Dynamic residence halls are a central part of the on-campus experience and a key component of recruitment, particularly for first-year students. Current and future students no longer expect these spaces to meet only lodging and dining needs, but also to offer amenities that support holistic wellness. Lynne Deninger, education practice leader in our Boston office, and Marisa Nemcik, a Student Life strategist and designer in our Education market, are leading the work to create high-demand housing facilities by injecting new life into aging buildings, providing the modernization students need while maximizing the school’s capital investments.
Read the full article in the digital July 2021 issue of Talking Stick.
Rejuvenating University of Georgia’s Russell Hall
This 230,000 sf mid-century modern building was transformed into a forward-looking hub of student vitality. In partnership with Menefee Architecture, our team modernized all student rooms to make living and learning spaces more flexible. The building’s communal bathrooms were enhanced to increase privacy with the installation of unitized toilets and showers.

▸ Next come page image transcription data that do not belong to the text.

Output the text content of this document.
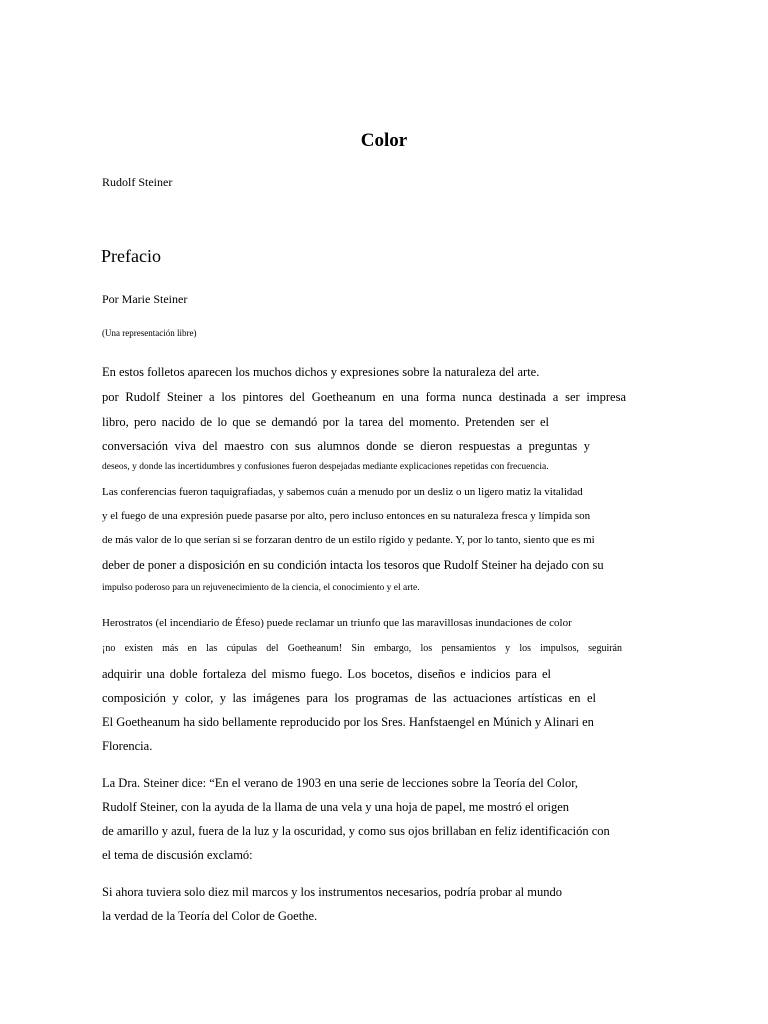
Color

Rudolf Steiner

Prefacio

Por Marie Steiner

(Una representación libre)

En estos folletos aparecen los muchos dichos y expresiones sobre la naturaleza del arte.

por Rudolf Steiner a los pintores del Goetheanum en una forma nunca destinada a ser impresa

libro, pero nacido de lo que se demandó por la tarea del momento. Pretenden ser el

conversación viva del maestro con sus alumnos donde se dieron respuestas a preguntas y

deseos, y donde las incertidumbres y confusiones fueron despejadas mediante explicaciones repetidas con frecuencia.

Las conferencias fueron taquigrafiadas, y sabemos cuán a menudo por un desliz o un ligero matiz la vitalidad

y el fuego de una expresión puede pasarse por alto, pero incluso entonces en su naturaleza fresca y límpida son

de más valor de lo que serían si se forzaran dentro de un estilo rígido y pedante. Y, por lo tanto, siento que es mi

deber de poner a disposición en su condición intacta los tesoros que Rudolf Steiner ha dejado con su

impulso poderoso para un rejuvenecimiento de la ciencia, el conocimiento y el arte.

Herostratos (el incendiario de Éfeso) puede reclamar un triunfo que las maravillosas inundaciones de color

¡no existen más en las cúpulas del Goetheanum! Sin embargo, los pensamientos y los impulsos, seguirán

adquirir una doble fortaleza del mismo fuego. Los bocetos, diseños e indicios para el

composición y color, y las imágenes para los programas de las actuaciones artísticas en el

El Goetheanum ha sido bellamente reproducido por los Sres. Hanfstaengel en Múnich y Alinari en

Florencia.

La Dra. Steiner dice: “En el verano de 1903 en una serie de lecciones sobre la Teoría del Color,

Rudolf Steiner, con la ayuda de la llama de una vela y una hoja de papel, me mostró el origen

de amarillo y azul, fuera de la luz y la oscuridad, y como sus ojos brillaban en feliz identificación con

el tema de discusión exclamó:

Si ahora tuviera solo diez mil marcos y los instrumentos necesarios, podría probar al mundo

la verdad de la Teoría del Color de Goethe.
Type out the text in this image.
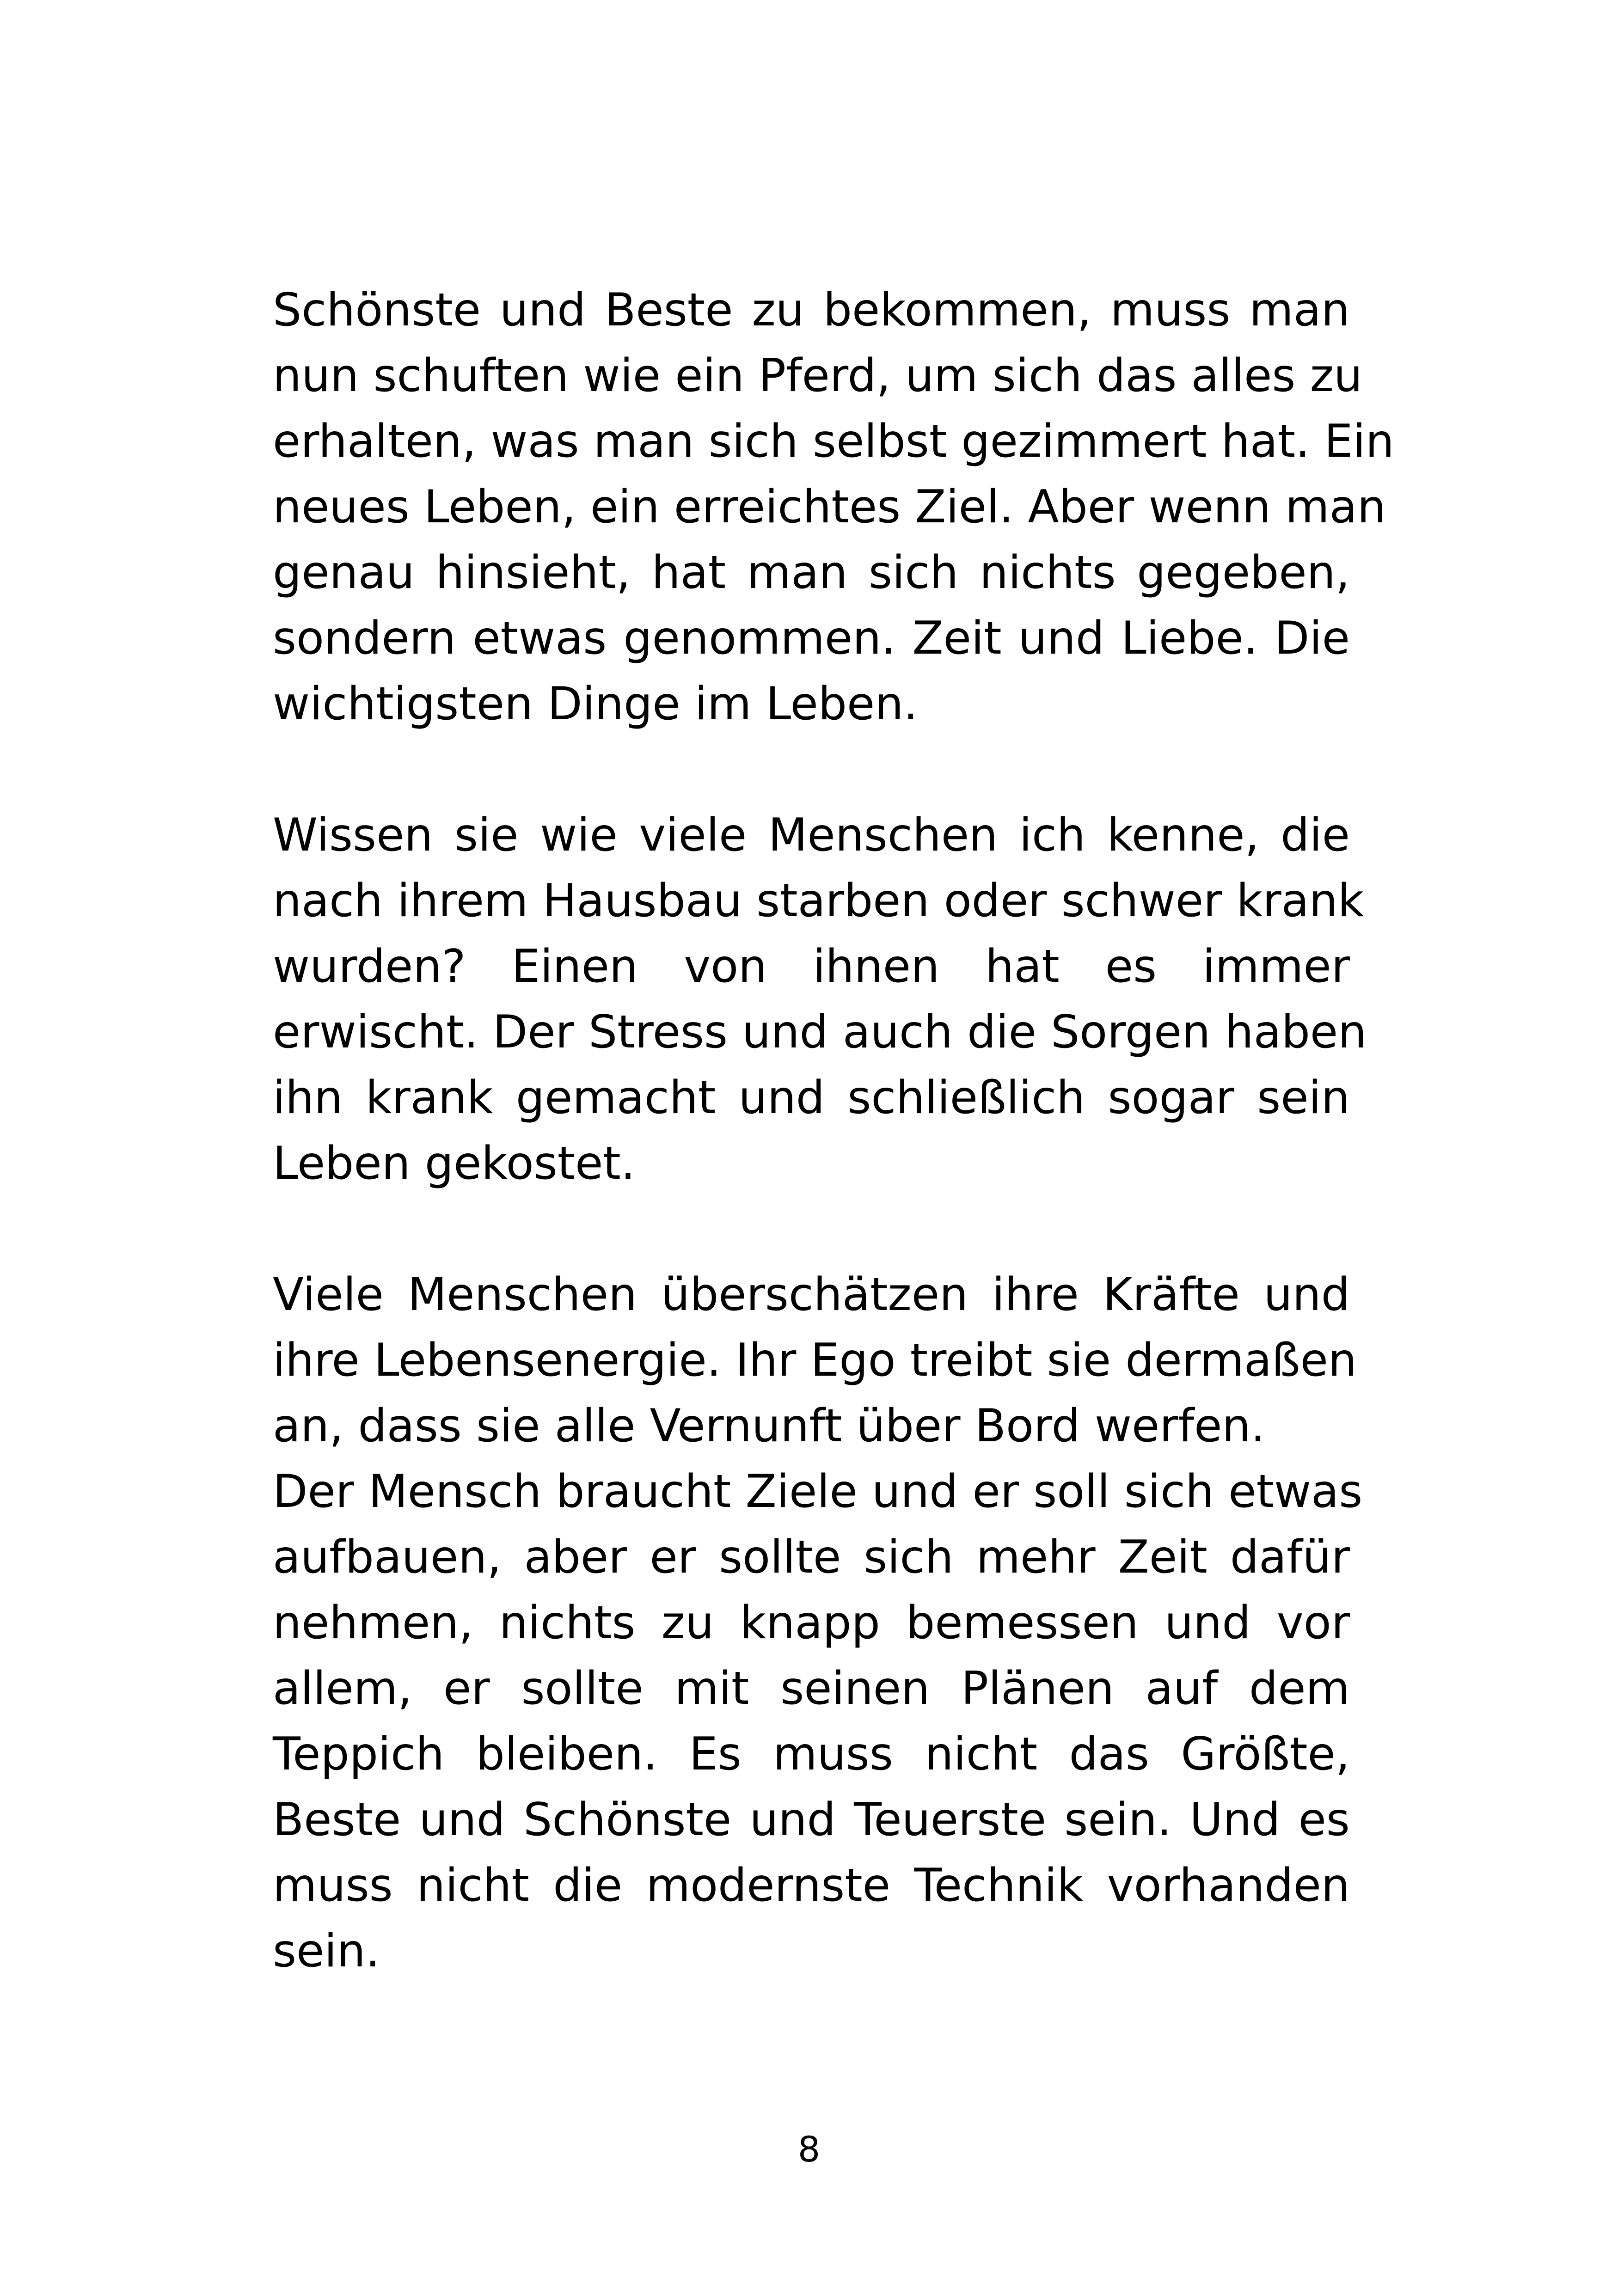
Schönste und Beste zu bekommen, muss man
nun schuften wie ein Pferd, um sich das alles zu
erhalten, was man sich selbst gezimmert hat. Ein
neues Leben, ein erreichtes Ziel. Aber wenn man
genau hinsieht, hat man sich nichts gegeben,
sondern etwas genommen. Zeit und Liebe. Die
wichtigsten Dinge im Leben.
Wissen sie wie viele Menschen ich kenne, die
nach ihrem Hausbau starben oder schwer krank
wurden? Einen von ihnen hat es immer
erwischt. Der Stress und auch die Sorgen haben
ihn krank gemacht und schließlich sogar sein
Leben gekostet.
Viele Menschen überschätzen ihre Kräfte und
ihre Lebensenergie. Ihr Ego treibt sie dermaßen
an, dass sie alle Vernunft über Bord werfen.
Der Mensch braucht Ziele und er soll sich etwas
aufbauen, aber er sollte sich mehr Zeit dafür
nehmen, nichts zu knapp bemessen und vor
allem, er sollte mit seinen Plänen auf dem
Teppich bleiben. Es muss nicht das Größte,
Beste und Schönste und Teuerste sein. Und es
muss nicht die modernste Technik vorhanden
sein.
8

Following the renovation, Russell Hall expanded to house 940 students and became the most popular building on campus for first-year students. The building was in such high demand that 100% of its housing space was claimed on the first day of registration.

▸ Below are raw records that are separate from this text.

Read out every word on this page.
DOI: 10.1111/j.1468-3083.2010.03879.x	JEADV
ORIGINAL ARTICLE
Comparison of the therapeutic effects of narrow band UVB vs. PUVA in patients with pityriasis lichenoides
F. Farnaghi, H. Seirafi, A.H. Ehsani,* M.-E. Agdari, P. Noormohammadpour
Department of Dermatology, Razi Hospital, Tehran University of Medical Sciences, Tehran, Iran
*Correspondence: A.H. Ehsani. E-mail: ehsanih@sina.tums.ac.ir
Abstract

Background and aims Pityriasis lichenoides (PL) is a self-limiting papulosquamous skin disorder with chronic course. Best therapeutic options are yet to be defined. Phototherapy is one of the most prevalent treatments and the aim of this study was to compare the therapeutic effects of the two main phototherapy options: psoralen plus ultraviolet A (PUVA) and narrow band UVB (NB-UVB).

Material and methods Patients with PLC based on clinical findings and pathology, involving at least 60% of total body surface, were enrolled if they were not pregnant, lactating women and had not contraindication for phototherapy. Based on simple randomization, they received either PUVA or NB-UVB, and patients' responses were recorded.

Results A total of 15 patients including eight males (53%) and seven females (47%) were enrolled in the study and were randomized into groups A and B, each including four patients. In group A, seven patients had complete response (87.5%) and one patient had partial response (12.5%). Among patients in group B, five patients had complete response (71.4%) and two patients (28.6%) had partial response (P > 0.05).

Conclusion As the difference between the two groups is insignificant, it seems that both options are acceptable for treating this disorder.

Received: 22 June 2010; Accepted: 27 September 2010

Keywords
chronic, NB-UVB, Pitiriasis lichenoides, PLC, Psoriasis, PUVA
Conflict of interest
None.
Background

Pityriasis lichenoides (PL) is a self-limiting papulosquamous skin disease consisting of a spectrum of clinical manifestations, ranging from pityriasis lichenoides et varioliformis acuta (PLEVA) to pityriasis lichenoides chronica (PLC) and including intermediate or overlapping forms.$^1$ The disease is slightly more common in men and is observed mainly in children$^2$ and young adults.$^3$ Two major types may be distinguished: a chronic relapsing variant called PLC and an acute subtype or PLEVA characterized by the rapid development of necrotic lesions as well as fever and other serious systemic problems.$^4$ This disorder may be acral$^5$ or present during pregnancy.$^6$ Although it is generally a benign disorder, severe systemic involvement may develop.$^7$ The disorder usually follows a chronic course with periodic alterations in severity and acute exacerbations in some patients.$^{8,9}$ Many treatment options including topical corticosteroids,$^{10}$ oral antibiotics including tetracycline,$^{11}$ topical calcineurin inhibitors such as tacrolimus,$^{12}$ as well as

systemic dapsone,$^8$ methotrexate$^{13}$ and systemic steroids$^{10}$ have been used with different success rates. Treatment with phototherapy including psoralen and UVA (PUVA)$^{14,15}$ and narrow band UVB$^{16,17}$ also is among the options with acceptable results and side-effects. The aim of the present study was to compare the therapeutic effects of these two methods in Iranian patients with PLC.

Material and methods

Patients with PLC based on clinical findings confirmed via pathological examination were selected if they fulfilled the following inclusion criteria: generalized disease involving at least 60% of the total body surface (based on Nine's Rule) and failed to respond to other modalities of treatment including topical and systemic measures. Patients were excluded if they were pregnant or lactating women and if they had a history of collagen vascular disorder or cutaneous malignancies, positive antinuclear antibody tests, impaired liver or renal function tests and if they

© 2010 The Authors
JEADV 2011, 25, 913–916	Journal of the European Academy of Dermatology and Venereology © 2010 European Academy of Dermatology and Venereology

Linda Kasper, executive director of housing at UGA, was pleased with how the renovation process offered flexibility that allowed the team to be responsive. “We’ve certainly discovered that ‘newest’ and ‘best’ are subjective terms through this process, and we’re continuing to learn as we go. For example, we added phone rooms in our first renovation – enclosed single spaces with a chair, next to an elevator bank. Students love these spaces, and we put more in our next renovation. They’ve become Zoom rooms during the pandemic and allowed students to more easily adapt to virtual learning.”
A Hybrid Approach that Delivers the Best of Both Worlds
A thorough facilities assessment determined that a renovation of the Illinois Street Residence (ISR) Halls at University of Illinois at Urbana-Champaign (UIUC) should include modernization of an existing building and new construction. The project touched more than 315,000 sf between both buildings and included upgraded interiors, new electrical systems, individual-use bathrooms and more.
Alma Sealine, executive director of university housing at UIUC understands the positive ripple effect that renovating an aging building can have. “One of the myths it’s important to dispel from day one is renovation isn’t a lesser option than a new build. It’s cost-effective because there’s already a structure standing to build upon, not because it means you can’t achieve great results.”